孤高のエリート社長は契約花嫁への愛が溢れて止まらない
 はっきりした声に目を戻すと、穂高社長が私に向けていた視線をタブレットに移した。

「適度な空腹は脳のパフォーマンスを上げるが、過度な空腹状態は思考を鈍らせる。きちんと食事をしたうえで、最適な解を導き出せばいい」

 つまり、今夜どう過ごすのか、夕ご飯を食べたうえで答えを出せということらしい。

 私の立場に立ったセリフだからだろうか。これまでと変わらない淡々とした物言いなのに、突き放された感じがしない。

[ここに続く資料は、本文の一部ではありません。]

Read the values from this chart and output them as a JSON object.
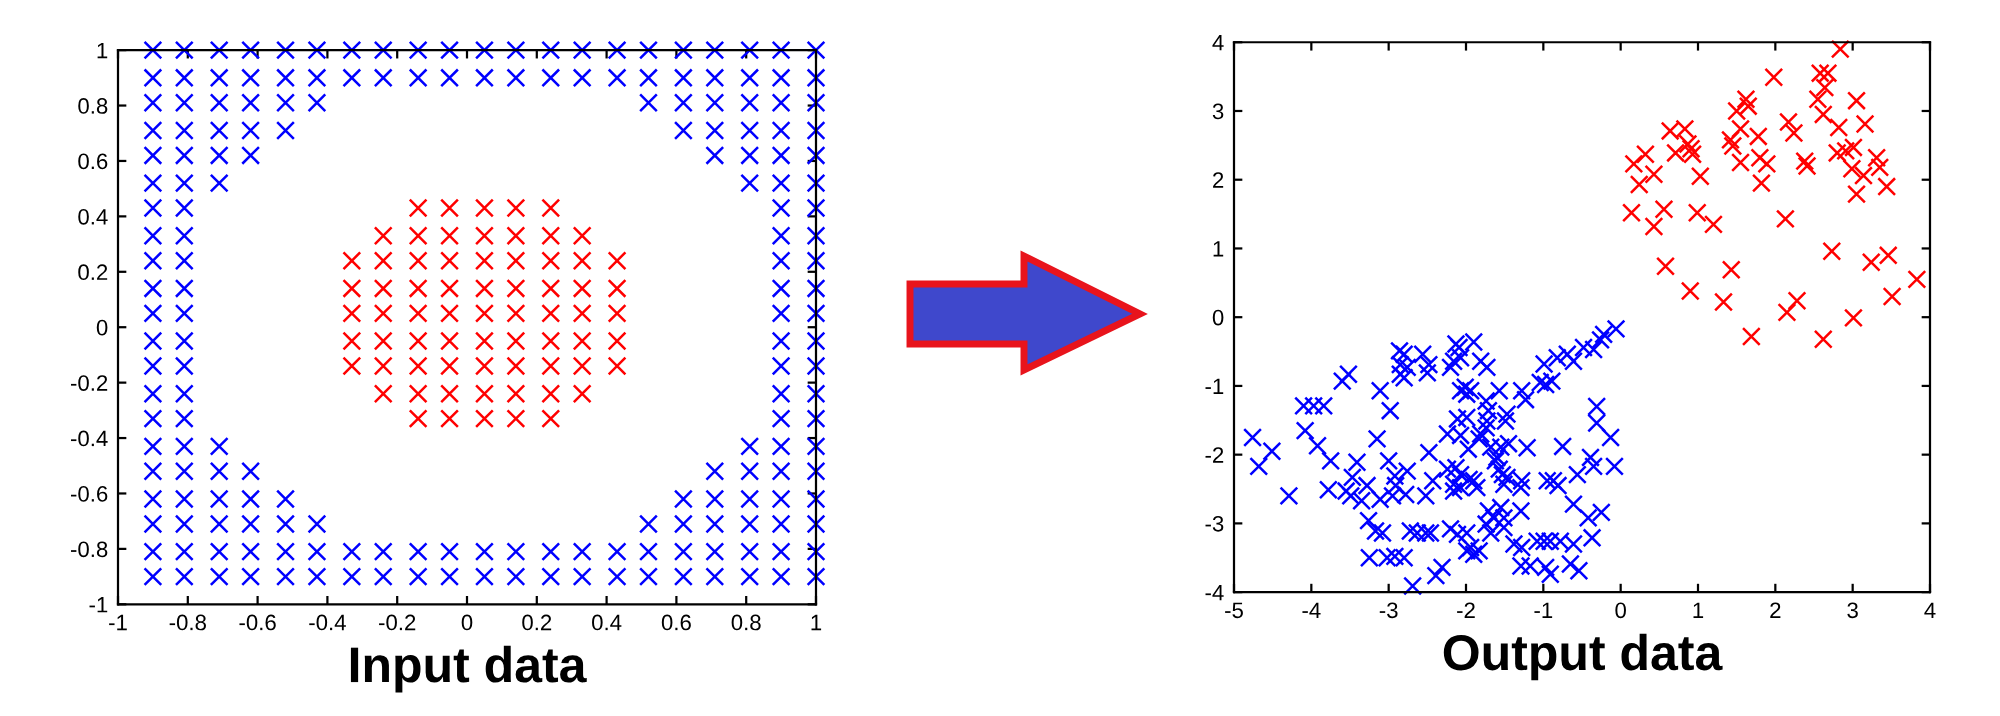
{
  "chart_data": [
    {
      "type": "scatter",
      "xlabel": "Input data",
      "xlim": [
        -1,
        1
      ],
      "ylim": [
        -1,
        1
      ],
      "xticks": [
        -1,
        -0.8,
        -0.6,
        -0.4,
        -0.2,
        0,
        0.2,
        0.4,
        0.6,
        0.8,
        1
      ],
      "yticks": [
        -1,
        -0.8,
        -0.6,
        -0.4,
        -0.2,
        0,
        0.2,
        0.4,
        0.6,
        0.8,
        1
      ],
      "marker": "cross",
      "series": [
        {
          "color": "#0000ff",
          "x": [
            -0.9,
            -0.81,
            -0.71,
            -0.62,
            -0.52,
            -0.43,
            -0.33,
            -0.24,
            -0.14,
            -0.05,
            0.05,
            0.14,
            0.24,
            0.33,
            0.43,
            0.52,
            0.62,
            0.71,
            0.81,
            0.9,
            1,
            -0.9,
            -0.81,
            -0.71,
            -0.62,
            -0.52,
            -0.43,
            -0.33,
            -0.24,
            -0.14,
            -0.05,
            0.05,
            0.14,
            0.24,
            0.33,
            0.43,
            0.52,
            0.62,
            0.71,
            0.81,
            0.9,
            1,
            -0.9,
            -0.81,
            -0.71,
            -0.62,
            -0.52,
            -0.43,
            0.52,
            0.62,
            0.71,
            0.81,
            0.9,
            1,
            -0.9,
            -0.81,
            -0.71,
            -0.62,
            -0.52,
            0.62,
            0.71,
            0.81,
            0.9,
            1,
            -0.9,
            -0.81,
            -0.71,
            -0.62,
            0.71,
            0.81,
            0.9,
            1,
            -0.9,
            -0.81,
            -0.71,
            0.81,
            0.9,
            1,
            -0.9,
            -0.81,
            0.9,
            1,
            -0.9,
            -0.81,
            0.9,
            1,
            -0.9,
            -0.81,
            0.9,
            1,
            -0.9,
            -0.81,
            0.9,
            1,
            -0.9,
            -0.81,
            0.9,
            1,
            -0.9,
            -0.81,
            0.9,
            1,
            -0.9,
            -0.81,
            0.9,
            1,
            -0.9,
            -0.81,
            0.9,
            1,
            -0.9,
            -0.81,
            0.9,
            1,
            -0.9,
            -0.81,
            -0.71,
            0.81,
            0.9,
            1,
            -0.9,
            -0.81,
            -0.71,
            -0.62,
            0.71,
            0.81,
            0.9,
            1,
            -0.9,
            -0.81,
            -0.71,
            -0.62,
            -0.52,
            0.62,
            0.71,
            0.81,
            0.9,
            1,
            -0.9,
            -0.81,
            -0.71,
            -0.62,
            -0.52,
            -0.43,
            0.52,
            0.62,
            0.71,
            0.81,
            0.9,
            1,
            -0.9,
            -0.81,
            -0.71,
            -0.62,
            -0.52,
            -0.43,
            -0.33,
            -0.24,
            -0.14,
            -0.05,
            0.05,
            0.14,
            0.24,
            0.33,
            0.43,
            0.52,
            0.62,
            0.71,
            0.81,
            0.9,
            1,
            -0.9,
            -0.81,
            -0.71,
            -0.62,
            -0.52,
            -0.43,
            -0.33,
            -0.24,
            -0.14,
            -0.05,
            0.05,
            0.14,
            0.24,
            0.33,
            0.43,
            0.52,
            0.62,
            0.71,
            0.81,
            0.9,
            1
          ],
          "values": [
            1,
            1,
            1,
            1,
            1,
            1,
            1,
            1,
            1,
            1,
            1,
            1,
            1,
            1,
            1,
            1,
            1,
            1,
            1,
            1,
            1,
            0.9,
            0.9,
            0.9,
            0.9,
            0.9,
            0.9,
            0.9,
            0.9,
            0.9,
            0.9,
            0.9,
            0.9,
            0.9,
            0.9,
            0.9,
            0.9,
            0.9,
            0.9,
            0.9,
            0.9,
            0.9,
            0.81,
            0.81,
            0.81,
            0.81,
            0.81,
            0.81,
            0.81,
            0.81,
            0.81,
            0.81,
            0.81,
            0.81,
            0.71,
            0.71,
            0.71,
            0.71,
            0.71,
            0.71,
            0.71,
            0.71,
            0.71,
            0.71,
            0.62,
            0.62,
            0.62,
            0.62,
            0.62,
            0.62,
            0.62,
            0.62,
            0.52,
            0.52,
            0.52,
            0.52,
            0.52,
            0.52,
            0.43,
            0.43,
            0.43,
            0.43,
            0.33,
            0.33,
            0.33,
            0.33,
            0.24,
            0.24,
            0.24,
            0.24,
            0.14,
            0.14,
            0.14,
            0.14,
            0.05,
            0.05,
            0.05,
            0.05,
            -0.05,
            -0.05,
            -0.05,
            -0.05,
            -0.14,
            -0.14,
            -0.14,
            -0.14,
            -0.24,
            -0.24,
            -0.24,
            -0.24,
            -0.33,
            -0.33,
            -0.33,
            -0.33,
            -0.43,
            -0.43,
            -0.43,
            -0.43,
            -0.43,
            -0.43,
            -0.52,
            -0.52,
            -0.52,
            -0.52,
            -0.52,
            -0.52,
            -0.52,
            -0.52,
            -0.62,
            -0.62,
            -0.62,
            -0.62,
            -0.62,
            -0.62,
            -0.62,
            -0.62,
            -0.62,
            -0.62,
            -0.71,
            -0.71,
            -0.71,
            -0.71,
            -0.71,
            -0.71,
            -0.71,
            -0.71,
            -0.71,
            -0.71,
            -0.71,
            -0.71,
            -0.81,
            -0.81,
            -0.81,
            -0.81,
            -0.81,
            -0.81,
            -0.81,
            -0.81,
            -0.81,
            -0.81,
            -0.81,
            -0.81,
            -0.81,
            -0.81,
            -0.81,
            -0.81,
            -0.81,
            -0.81,
            -0.81,
            -0.81,
            -0.81,
            -0.9,
            -0.9,
            -0.9,
            -0.9,
            -0.9,
            -0.9,
            -0.9,
            -0.9,
            -0.9,
            -0.9,
            -0.9,
            -0.9,
            -0.9,
            -0.9,
            -0.9,
            -0.9,
            -0.9,
            -0.9,
            -0.9,
            -0.9,
            -0.9
          ]
        },
        {
          "color": "#ff0000",
          "x": [
            -0.14,
            -0.05,
            0.05,
            0.14,
            0.24,
            -0.24,
            -0.14,
            -0.05,
            0.05,
            0.14,
            0.24,
            0.33,
            -0.33,
            -0.24,
            -0.14,
            -0.05,
            0.05,
            0.14,
            0.24,
            0.33,
            0.43,
            -0.33,
            -0.24,
            -0.14,
            -0.05,
            0.05,
            0.14,
            0.24,
            0.33,
            0.43,
            -0.33,
            -0.24,
            -0.14,
            -0.05,
            0.05,
            0.14,
            0.24,
            0.33,
            0.43,
            -0.33,
            -0.24,
            -0.14,
            -0.05,
            0.05,
            0.14,
            0.24,
            0.33,
            0.43,
            -0.33,
            -0.24,
            -0.14,
            -0.05,
            0.05,
            0.14,
            0.24,
            0.33,
            0.43,
            -0.24,
            -0.14,
            -0.05,
            0.05,
            0.14,
            0.24,
            0.33,
            -0.14,
            -0.05,
            0.05,
            0.14,
            0.24
          ],
          "values": [
            0.43,
            0.43,
            0.43,
            0.43,
            0.43,
            0.33,
            0.33,
            0.33,
            0.33,
            0.33,
            0.33,
            0.33,
            0.24,
            0.24,
            0.24,
            0.24,
            0.24,
            0.24,
            0.24,
            0.24,
            0.24,
            0.14,
            0.14,
            0.14,
            0.14,
            0.14,
            0.14,
            0.14,
            0.14,
            0.14,
            0.05,
            0.05,
            0.05,
            0.05,
            0.05,
            0.05,
            0.05,
            0.05,
            0.05,
            -0.05,
            -0.05,
            -0.05,
            -0.05,
            -0.05,
            -0.05,
            -0.05,
            -0.05,
            -0.05,
            -0.14,
            -0.14,
            -0.14,
            -0.14,
            -0.14,
            -0.14,
            -0.14,
            -0.14,
            -0.14,
            -0.24,
            -0.24,
            -0.24,
            -0.24,
            -0.24,
            -0.24,
            -0.24,
            -0.33,
            -0.33,
            -0.33,
            -0.33,
            -0.33
          ]
        }
      ]
    },
    {
      "type": "scatter",
      "xlabel": "Output data",
      "xlim": [
        -5,
        4
      ],
      "ylim": [
        -4,
        4
      ],
      "xticks": [
        -5,
        -4,
        -3,
        -2,
        -1,
        0,
        1,
        2,
        3,
        4
      ],
      "yticks": [
        -4,
        -3,
        -2,
        -1,
        0,
        1,
        2,
        3,
        4
      ],
      "marker": "cross",
      "series": [
        {
          "color": "#0000ff",
          "x": [
            -4.76,
            -4.68,
            -4.51,
            -4.29,
            -4.1,
            -3.97,
            -3.84,
            -4.08,
            -3.92,
            -3.75,
            -3.78,
            -3.6,
            -3.52,
            -3.41,
            -3.47,
            -3.55,
            -3.49,
            -3.35,
            -3.28,
            -3.26,
            -3.17,
            -3.08,
            -3.25,
            -3.02,
            -2.92,
            -2.8,
            -3.15,
            -3.11,
            -2.98,
            -3,
            -3.11,
            -2.95,
            -2.91,
            -2.92,
            -2.76,
            -2.86,
            -2.8,
            -2.85,
            -2.85,
            -2.76,
            -2.8,
            -2.69,
            -2.72,
            -2.63,
            -2.52,
            -2.46,
            -2.78,
            -2.56,
            -2.48,
            -2.5,
            -2.48,
            -2.43,
            -2.52,
            -2.39,
            -2.31,
            -2.2,
            -2.16,
            -2.09,
            -2.07,
            -2.13,
            -1.9,
            -1.81,
            -1.73,
            -2.07,
            -2.01,
            -1.94,
            -1.99,
            -2.11,
            -1.99,
            -2.24,
            -2.07,
            -1.97,
            -2.24,
            -2.13,
            -2.07,
            -2.16,
            -2.07,
            -1.96,
            -2.16,
            -1.9,
            -1.86,
            -2.2,
            -2.11,
            -1.99,
            -1.99,
            -1.9,
            -1.83,
            -1.94,
            -1.74,
            -1.71,
            -1.74,
            -1.81,
            -1.83,
            -1.68,
            -1.6,
            -1.62,
            -1.57,
            -1.53,
            -1.47,
            -1.51,
            -1.45,
            -1.55,
            -1.57,
            -1.47,
            -1.49,
            -1.73,
            -1.71,
            -1.64,
            -1.74,
            -1.68,
            -1.55,
            -1.51,
            -1.51,
            -1.38,
            -1.28,
            -1.29,
            -1.17,
            -1.28,
            -1.23,
            -1.21,
            -1.28,
            -1.29,
            -1.29,
            -1.08,
            -0.99,
            -0.91,
            -0.97,
            -0.91,
            -0.78,
            -0.61,
            -0.99,
            -0.89,
            -0.97,
            -1.04,
            -0.95,
            -0.87,
            -0.81,
            -0.75,
            -0.82,
            -0.69,
            -0.61,
            -0.48,
            -0.35,
            -0.26,
            -0.22,
            -0.06,
            -0.31,
            -0.31,
            -0.13,
            -0.08,
            -0.39,
            -0.35,
            -0.56,
            -0.25,
            -0.42,
            -0.61,
            -0.37,
            -0.54,
            -0.65
          ],
          "values": [
            -1.75,
            -2.17,
            -1.95,
            -2.6,
            -1.29,
            -1.29,
            -1.29,
            -1.65,
            -1.87,
            -2.09,
            -2.51,
            -0.93,
            -0.83,
            -2.11,
            -2.33,
            -2.53,
            -2.6,
            -2.67,
            -2.45,
            -2.96,
            -3.11,
            -3.14,
            -3.5,
            -3.5,
            -3.48,
            -3.5,
            -1.77,
            -1.07,
            -1.36,
            -2.09,
            -2.65,
            -2.6,
            -2.45,
            -2.31,
            -2.24,
            -0.49,
            -0.54,
            -0.69,
            -0.83,
            -0.73,
            -0.88,
            -3.91,
            -3.11,
            -3.14,
            -3.14,
            -3.14,
            -2.58,
            -0.54,
            -0.69,
            -0.81,
            -1.97,
            -2.38,
            -2.6,
            -3.76,
            -3.64,
            -0.73,
            -0.64,
            -0.44,
            -0.59,
            -0.39,
            -0.36,
            -0.64,
            -0.73,
            -1.07,
            -1.02,
            -1.07,
            -1.12,
            -1.48,
            -1.46,
            -1.7,
            -1.72,
            -1.92,
            -2.21,
            -2.19,
            -2.29,
            -2.43,
            -2.48,
            -2.36,
            -2.53,
            -2.38,
            -2.48,
            -3.08,
            -3.16,
            -3.14,
            -3.4,
            -3.45,
            -3.4,
            -3.35,
            -1.22,
            -1.36,
            -1.61,
            -1.7,
            -1.77,
            -1.89,
            -2.04,
            -2.09,
            -2.21,
            -2.29,
            -2.33,
            -2.43,
            -1.84,
            -1.89,
            -1.07,
            -1.41,
            -1.51,
            -1.51,
            -2.82,
            -2.92,
            -3.01,
            -3.14,
            -2.77,
            -2.92,
            -3.06,
            -3.3,
            -3.35,
            -3.62,
            -3.62,
            -1.07,
            -1.2,
            -1.9,
            -2.38,
            -2.48,
            -2.82,
            -3.26,
            -3.26,
            -3.26,
            -3.64,
            -3.74,
            -3.26,
            -3.3,
            -0.68,
            -0.93,
            -0.98,
            -0.95,
            -2.38,
            -2.38,
            -2.45,
            -1.88,
            -0.59,
            -0.54,
            -0.64,
            -0.44,
            -0.47,
            -0.33,
            -0.25,
            -0.17,
            -1.3,
            -1.54,
            -1.75,
            -2.17,
            -2.04,
            -2.17,
            -2.29,
            -2.84,
            -2.92,
            -2.72,
            -3.21,
            -3.69,
            -3.59
          ]
        },
        {
          "color": "#ff0000",
          "x": [
            2.84,
            1.98,
            2.58,
            2.68,
            2.64,
            2.55,
            3.05,
            1.62,
            1.65,
            1.5,
            2.62,
            2.17,
            2.24,
            3.16,
            1.55,
            1.42,
            1.45,
            1.78,
            0.64,
            0.83,
            0.87,
            0.91,
            0.93,
            0.71,
            0.32,
            0.43,
            0.17,
            0.24,
            1.03,
            1.8,
            1.89,
            1.55,
            1.82,
            2.38,
            2.41,
            2.8,
            2.91,
            3.01,
            2.82,
            2.99,
            3.14,
            3.31,
            3.35,
            3.44,
            3.05,
            0.14,
            0.56,
            0.43,
            0.99,
            1.2,
            2.13,
            2.73,
            3.24,
            3.46,
            3.83,
            0.58,
            1.43,
            0.9,
            1.33,
            2.28,
            2.15,
            3.51,
            3.01,
            1.69,
            2.62
          ],
          "values": [
            3.9,
            3.49,
            3.55,
            3.55,
            3.34,
            3.17,
            3.15,
            3.17,
            3.07,
            3,
            2.95,
            2.84,
            2.68,
            2.81,
            2.74,
            2.58,
            2.49,
            2.63,
            2.71,
            2.74,
            2.52,
            2.45,
            2.37,
            2.39,
            2.37,
            2.08,
            2.23,
            1.93,
            2.05,
            2.32,
            2.23,
            2.25,
            1.95,
            2.27,
            2.2,
            2.39,
            2.42,
            2.47,
            2.76,
            2.16,
            2.06,
            2.32,
            2.18,
            1.9,
            1.79,
            1.52,
            1.57,
            1.32,
            1.52,
            1.35,
            1.43,
            0.96,
            0.8,
            0.9,
            0.55,
            0.74,
            0.69,
            0.38,
            0.22,
            0.24,
            0.07,
            0.3,
            -0.01,
            -0.28,
            -0.32
          ]
        }
      ]
    }
  ]
}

「ありがとうございます。というか、深水さんが社長さんのお食事まで用意されてるんですね」

「たまたまだ」

「料理でしたら私より社長の方がはるかにお上手ですよ」

 ローストビーフが盛り付けられた大皿を運びながら深水さんが微笑む。そのほかの料理も次々とテーブルに並べ、彼は手伝いを申し出る隙も与えずてきぱきと食卓を整えた。ガラス瓶に入った水をグラスに注ぎ、フランス料理店のシェフよろしくお辞儀をする。

「それではどうぞ、ごゆっくり」

 ローストビーフにグラタン、いろどりがきれいなアボカドとトマトのサラダにエビのビスク。ちょっとしたパーティのような献立が目の前を埋め尽くしていて思わず生唾を飲み込んだ。

 正面に座った社長は、意外にもきちんと両手を合わせてから食事を始める。